With over $17.5 million on the line Valve’s fifth annual Dota 2 [official site] competition, The International, is the biggest eSports event yet in terms of prize pool. It’s also the last International before the company makes some big structural changes to the Dota 2 competitive scene. I suspect next year’s event will feel substantially different so I’m hoping this year’s games are an end-of-an-era mic drop as monstrous and impressive as the prize pool itself.
Here’s a cheat sheet with all the basic info about the tournament:
The International is the big annual Dota 2 tournament run by Valve. It started life as an event at GamesCom in 2011. At the time it made waves by offering $1m to the winning team as well as being the first chance the public had to get a look at the game. Valve actually made a movie following three of the competitors from that first contest which it debuted at TI3:
In 2012 it became a standalone event and took place in Benaroya Hall – a 2,500 capacity venue in Seattle near Valve’s headquarters. In 2013 the company introduced the Compendium, a kind of digital booklet which let you collect player cards, earn items, make predictions and so on. 25% of the revenue from Compendium sales was added to the prize pool as a community contribution. That year the Compendium added an extra $1.2m to the pool.
By 2014 The International had outgrown Benaroya and moved to the far bigger (like, seven times the capacity) KeyArena. The Compendium became an annual tradition and served to boost the basic prize pool from $1.6m to a staggering $10.9m. This year’s Compendium boost is yet to be finalised as sales are ongoing but, as I said earlier, the total right now is $17.5m.
Valve are sticking with the same venue as last year: KeyArena in Seattle, Washington.
After last year’s contest concluded I was wondering whether the company might consider taking it elsewhere in the States (or possibly even another continent, as League of Legends does with Worlds) but The International is very much a hands-on effort for Valve staff, with many working on aspects of the show both before, during and after. Moving out of Seattle would obviously affect that.
Going back to the structural changes I mentioned earlier, Valve are switching to a four tournament structure with three Valve-sponsored events hosted by third-parties at locations around the world as well as Valve’s own The International.
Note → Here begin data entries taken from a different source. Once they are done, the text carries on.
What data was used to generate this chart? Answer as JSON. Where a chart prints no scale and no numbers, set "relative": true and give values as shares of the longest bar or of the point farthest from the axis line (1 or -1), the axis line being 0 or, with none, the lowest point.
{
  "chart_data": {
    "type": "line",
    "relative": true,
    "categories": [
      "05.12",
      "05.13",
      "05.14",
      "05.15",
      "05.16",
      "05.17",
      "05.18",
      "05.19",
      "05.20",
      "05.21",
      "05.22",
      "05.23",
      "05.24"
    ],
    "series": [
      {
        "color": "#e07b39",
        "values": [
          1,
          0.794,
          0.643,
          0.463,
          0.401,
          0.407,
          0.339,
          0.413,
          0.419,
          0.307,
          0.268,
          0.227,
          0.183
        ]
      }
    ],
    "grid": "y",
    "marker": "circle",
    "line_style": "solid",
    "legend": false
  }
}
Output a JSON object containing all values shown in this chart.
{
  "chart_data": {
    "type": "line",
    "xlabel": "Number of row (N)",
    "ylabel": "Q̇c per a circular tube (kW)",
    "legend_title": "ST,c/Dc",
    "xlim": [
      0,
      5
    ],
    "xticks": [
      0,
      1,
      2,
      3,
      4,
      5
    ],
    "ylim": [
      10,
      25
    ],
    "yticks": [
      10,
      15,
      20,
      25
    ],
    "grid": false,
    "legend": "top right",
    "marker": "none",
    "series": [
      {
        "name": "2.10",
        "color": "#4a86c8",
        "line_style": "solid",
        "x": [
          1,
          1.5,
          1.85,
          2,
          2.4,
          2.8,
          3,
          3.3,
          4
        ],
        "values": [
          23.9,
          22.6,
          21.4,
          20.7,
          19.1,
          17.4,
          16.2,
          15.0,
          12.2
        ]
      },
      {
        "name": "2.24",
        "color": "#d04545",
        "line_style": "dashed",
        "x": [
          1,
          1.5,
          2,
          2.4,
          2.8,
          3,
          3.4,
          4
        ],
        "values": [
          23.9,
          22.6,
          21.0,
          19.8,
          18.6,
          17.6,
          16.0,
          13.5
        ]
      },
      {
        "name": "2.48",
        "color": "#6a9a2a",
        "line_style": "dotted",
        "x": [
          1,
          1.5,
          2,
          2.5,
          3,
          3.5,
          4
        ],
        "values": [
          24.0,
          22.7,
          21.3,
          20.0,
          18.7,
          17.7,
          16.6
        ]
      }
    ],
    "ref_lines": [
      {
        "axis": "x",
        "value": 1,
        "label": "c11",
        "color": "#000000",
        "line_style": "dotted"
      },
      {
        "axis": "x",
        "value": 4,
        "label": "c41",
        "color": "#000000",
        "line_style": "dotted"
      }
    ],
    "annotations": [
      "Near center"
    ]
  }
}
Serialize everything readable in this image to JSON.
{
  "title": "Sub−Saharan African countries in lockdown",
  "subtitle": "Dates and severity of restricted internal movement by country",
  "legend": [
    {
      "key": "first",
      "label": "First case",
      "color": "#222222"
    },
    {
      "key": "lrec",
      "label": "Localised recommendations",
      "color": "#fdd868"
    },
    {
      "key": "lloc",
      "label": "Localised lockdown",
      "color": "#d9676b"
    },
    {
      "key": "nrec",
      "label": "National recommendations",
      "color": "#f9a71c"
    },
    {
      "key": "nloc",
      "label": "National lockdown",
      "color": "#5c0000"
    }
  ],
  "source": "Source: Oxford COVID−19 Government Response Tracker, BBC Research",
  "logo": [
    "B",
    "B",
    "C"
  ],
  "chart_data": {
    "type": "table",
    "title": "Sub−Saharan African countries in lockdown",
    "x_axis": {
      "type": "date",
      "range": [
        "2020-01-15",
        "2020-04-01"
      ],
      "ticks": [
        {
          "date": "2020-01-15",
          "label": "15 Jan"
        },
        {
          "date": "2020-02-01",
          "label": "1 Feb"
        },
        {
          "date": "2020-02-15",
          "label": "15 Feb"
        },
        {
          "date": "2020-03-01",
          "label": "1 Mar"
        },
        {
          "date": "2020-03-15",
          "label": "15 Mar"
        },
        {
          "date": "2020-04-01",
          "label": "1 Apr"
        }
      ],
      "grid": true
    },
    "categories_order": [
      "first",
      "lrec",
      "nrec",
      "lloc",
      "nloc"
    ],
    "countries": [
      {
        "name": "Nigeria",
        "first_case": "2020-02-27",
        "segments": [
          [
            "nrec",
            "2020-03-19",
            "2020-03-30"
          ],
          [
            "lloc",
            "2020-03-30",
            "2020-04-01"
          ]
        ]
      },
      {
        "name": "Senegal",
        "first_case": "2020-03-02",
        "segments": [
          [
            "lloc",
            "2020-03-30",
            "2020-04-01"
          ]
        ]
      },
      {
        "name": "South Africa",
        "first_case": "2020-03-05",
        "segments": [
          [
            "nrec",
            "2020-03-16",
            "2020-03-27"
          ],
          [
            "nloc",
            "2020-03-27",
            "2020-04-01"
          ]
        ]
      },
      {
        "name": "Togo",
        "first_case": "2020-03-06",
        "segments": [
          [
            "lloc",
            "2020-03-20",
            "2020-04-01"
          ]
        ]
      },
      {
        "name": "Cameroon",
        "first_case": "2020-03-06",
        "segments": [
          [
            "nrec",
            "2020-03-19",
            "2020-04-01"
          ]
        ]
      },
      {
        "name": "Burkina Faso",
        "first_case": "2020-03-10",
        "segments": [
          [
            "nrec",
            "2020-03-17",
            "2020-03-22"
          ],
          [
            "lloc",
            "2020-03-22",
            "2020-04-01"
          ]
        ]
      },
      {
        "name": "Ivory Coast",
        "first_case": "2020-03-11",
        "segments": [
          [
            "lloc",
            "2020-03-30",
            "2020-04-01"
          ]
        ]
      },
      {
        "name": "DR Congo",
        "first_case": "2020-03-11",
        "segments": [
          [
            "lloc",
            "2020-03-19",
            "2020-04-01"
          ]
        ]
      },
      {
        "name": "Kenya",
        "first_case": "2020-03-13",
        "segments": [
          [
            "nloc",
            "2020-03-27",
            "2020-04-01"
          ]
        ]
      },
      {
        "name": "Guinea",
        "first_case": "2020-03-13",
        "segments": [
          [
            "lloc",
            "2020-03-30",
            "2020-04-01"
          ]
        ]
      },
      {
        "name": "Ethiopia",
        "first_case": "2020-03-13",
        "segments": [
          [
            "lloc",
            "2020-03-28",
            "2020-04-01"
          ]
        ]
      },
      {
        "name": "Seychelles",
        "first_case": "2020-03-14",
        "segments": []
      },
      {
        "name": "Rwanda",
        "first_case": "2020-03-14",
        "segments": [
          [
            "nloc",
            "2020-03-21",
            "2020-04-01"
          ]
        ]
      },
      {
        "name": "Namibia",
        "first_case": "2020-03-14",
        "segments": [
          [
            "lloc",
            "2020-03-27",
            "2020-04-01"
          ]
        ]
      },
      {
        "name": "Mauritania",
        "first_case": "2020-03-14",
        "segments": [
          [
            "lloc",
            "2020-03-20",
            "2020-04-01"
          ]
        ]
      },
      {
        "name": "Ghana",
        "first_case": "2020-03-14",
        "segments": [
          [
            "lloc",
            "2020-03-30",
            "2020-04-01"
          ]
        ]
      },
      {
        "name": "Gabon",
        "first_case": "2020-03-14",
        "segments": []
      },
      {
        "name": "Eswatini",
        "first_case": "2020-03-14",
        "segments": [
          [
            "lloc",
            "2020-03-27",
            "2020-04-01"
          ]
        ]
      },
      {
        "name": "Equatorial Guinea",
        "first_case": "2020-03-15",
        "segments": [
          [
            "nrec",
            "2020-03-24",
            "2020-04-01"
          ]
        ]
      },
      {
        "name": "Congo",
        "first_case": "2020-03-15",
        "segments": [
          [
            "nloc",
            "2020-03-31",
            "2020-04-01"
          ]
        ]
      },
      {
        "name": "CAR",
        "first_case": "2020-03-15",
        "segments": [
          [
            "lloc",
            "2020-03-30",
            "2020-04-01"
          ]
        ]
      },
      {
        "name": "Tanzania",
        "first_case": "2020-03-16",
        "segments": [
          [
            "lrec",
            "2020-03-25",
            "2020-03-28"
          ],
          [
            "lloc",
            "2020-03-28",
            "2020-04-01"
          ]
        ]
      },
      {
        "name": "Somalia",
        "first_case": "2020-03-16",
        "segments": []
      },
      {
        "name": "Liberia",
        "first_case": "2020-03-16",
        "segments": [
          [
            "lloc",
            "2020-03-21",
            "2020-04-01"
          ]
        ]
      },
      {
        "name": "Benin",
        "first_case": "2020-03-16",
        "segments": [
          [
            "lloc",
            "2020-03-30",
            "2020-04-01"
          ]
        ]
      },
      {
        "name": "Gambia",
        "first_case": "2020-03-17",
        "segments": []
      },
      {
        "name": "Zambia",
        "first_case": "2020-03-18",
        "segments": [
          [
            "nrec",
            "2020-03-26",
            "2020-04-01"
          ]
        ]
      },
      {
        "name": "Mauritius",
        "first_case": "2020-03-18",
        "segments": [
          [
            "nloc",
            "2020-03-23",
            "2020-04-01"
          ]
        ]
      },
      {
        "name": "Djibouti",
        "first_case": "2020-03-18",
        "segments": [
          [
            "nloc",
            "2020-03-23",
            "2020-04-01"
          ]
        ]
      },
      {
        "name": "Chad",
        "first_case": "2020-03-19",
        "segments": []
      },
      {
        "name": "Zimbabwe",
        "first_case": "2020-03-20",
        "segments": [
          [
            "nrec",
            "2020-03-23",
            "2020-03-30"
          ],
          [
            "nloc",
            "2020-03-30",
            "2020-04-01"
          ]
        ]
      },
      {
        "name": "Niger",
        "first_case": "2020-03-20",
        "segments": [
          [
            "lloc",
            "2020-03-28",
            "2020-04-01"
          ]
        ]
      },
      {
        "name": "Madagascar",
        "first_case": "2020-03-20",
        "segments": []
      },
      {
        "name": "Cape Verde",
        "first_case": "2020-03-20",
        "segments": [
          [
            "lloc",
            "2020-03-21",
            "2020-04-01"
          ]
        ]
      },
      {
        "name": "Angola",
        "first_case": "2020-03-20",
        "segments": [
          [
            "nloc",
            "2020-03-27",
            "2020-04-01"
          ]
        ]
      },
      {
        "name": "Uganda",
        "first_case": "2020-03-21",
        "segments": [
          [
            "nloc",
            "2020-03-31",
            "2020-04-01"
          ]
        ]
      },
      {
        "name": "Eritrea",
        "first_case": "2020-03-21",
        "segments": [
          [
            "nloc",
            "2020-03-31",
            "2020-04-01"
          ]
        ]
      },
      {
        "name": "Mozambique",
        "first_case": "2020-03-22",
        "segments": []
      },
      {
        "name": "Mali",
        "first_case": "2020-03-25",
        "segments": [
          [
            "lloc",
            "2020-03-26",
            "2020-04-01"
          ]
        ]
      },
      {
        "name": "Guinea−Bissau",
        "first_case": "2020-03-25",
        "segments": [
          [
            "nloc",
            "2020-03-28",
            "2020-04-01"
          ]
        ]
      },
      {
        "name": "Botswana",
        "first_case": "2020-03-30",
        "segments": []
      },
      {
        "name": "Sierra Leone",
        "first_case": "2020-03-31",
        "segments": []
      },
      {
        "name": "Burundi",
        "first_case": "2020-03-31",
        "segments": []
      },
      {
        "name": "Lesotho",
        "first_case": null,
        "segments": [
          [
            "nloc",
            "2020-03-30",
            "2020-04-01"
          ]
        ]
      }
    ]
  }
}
There are no further details on that front yet but I’d imagine those changes allow them to create a geographic compromise, making it easier for fans based elsewhere to attend pro Dota events but keeping The International on Valve’s home turf.
Currently, if you aren’t going in person there are either pubstomps where you can go to a bar and watch with fellow fans or there are streams on Twitch, Youtube or the game client if you’d prefer to be at home. I’m a big fan of starting a group call, ordering a pizza and then watching the games while doing commentary and chat with friends. It also means I can rewatch episodes of Police Squad! in the gaps between matches.
In alphabetical order the sixteen qualifying teams are:
Three of the previous International winners are represented – Na’Vi (TI1), Invictus Gaming (TI2) and Newbee (TI4) – albeit with slightly altered lineups. TI3’s winners Alliance were eliminated during the european qualifiers.
Korean team MVP.Phoenix and China’s CDEC are the two wildcard qualifiers, while Archon (formerly North American Rejects version 2, formerly Na’Vi.US, formerly North American Rejects) and Vega Squadron were sent packing.
Going into the competition I’d say Team Secret are the ones to beat, with Evil Geniuses and Vici snapping at their heels. When I was trying to make my predictions I put EG in the silver medal spot and Vici in bronze before spending the rest of the evening swapping them back and forth. Currently I have Vici in second and OH GOD GOD I NEED TO STOP FIDDLING WITH THIS CHART.
Well, sort of. Those are the dates for the main event. The group stages start today (27 July) at 9am Pacific, 5pm UK time. There were also the wildcard matches which took place yesterday and determined the final two teams to make it into the competition proper.
The group stages continue until Thursday (30 July) and then there’s a three day break while the teams prepare for the games on the main stage at KeyArena.
Why is everyone being so mean to that disco goat dude?
You mean Leshrac? He’s an incredibly strong hero this patch so you ban him or you risk giving the other team a powerful weapon in the shape of a goat who brings his own light show. That’s why he’s getting banned from the party so much. I think Vega managed to pick him up in their last match against Archon as a support – alas I was watching the other wildcard bracket at the time. But yes, expect very few disco goat appearances.